Sullivan pointed out that five grades already began school on Oct. 19.
“I’m relatively comfortable with the kids being in school right now, because there’s only 25% of the students in school. You have much more room and flexibility to be in compliance. What more concerns me is the 50/50 model when we get to two weeks right now, and there’s 59 cases, not 29. With the numbers right now, I’m comfortable with what’s happening. Two weeks from now, I don’t know,” Rouse said.
Cindy Sullivan said she thinks the district needs to move forward with the contingency that if the state changes their course, then they will have to change course as well. She also pointed out that during Phase 3, there will be fewer than 50 percent of the students in school at any one time, because of the approximately 25 percent of families doing full remote learning.
“Say we’re at 25% remote, that’s 75% of our students cut in half. There is still room in the buildings. I think the clear message to the community is that COVID is not over,” Cindy Sullivan said, adding that the administration has done a phenomenal job of putting safeguards in place to protect students and staff, although they may not be 100 percent effective. “I think if we don’t move forward until something else comes from the state, we’re still in this guessing pattern. We’re trying to predict a future that we don’t know what will happen” she said.
“What we’re saying to teachers, students and the community is this is constantly fluid. We’re never going to make everybody comfortable and everybody happy. We have put safeguards in place, and we have to start somewhere,” said Committee member Heather Sullivan, adding, “I think we have to keep pushing forward and make decisions on what happens next. There’s no wrong or right now. We have to keep moving on unless we have the scientific proof. If the numbers keep climbing, we’re going to get something from the state. It’s not a comfortable situation for anybody,” she said.
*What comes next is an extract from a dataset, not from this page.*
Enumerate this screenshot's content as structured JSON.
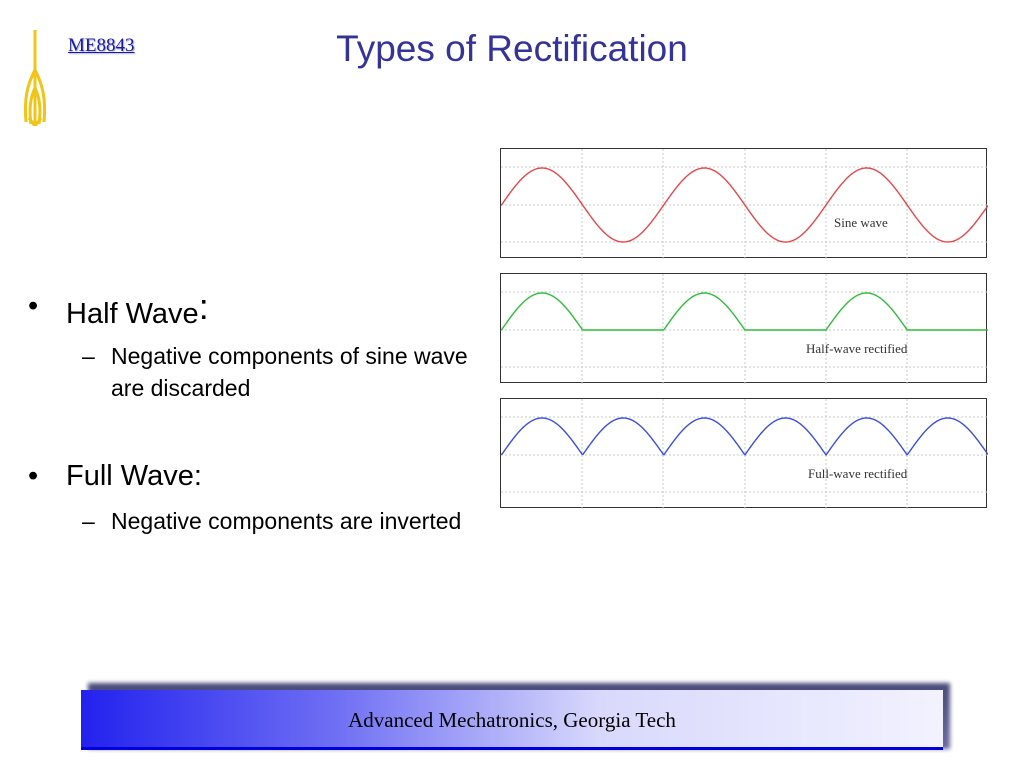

“I would rather have students in school. I take Joe’s advice, if he’s not comfortable, I’m not comfortable. Now he could go either way. If we could go either way, then I’d rather have the students in school,” said Committee member Ramon Diaz, Jr.
“I will look to you again in two weeks,” Diaz said, adding that the School Committee is not just meeting every other week but also in between with many sub-committees with teachers and staff members. “I get calls from parents at home (saying) no way you should have kids in school, and you have to have people in school. Joe, I’m listening to you,” Diaz said.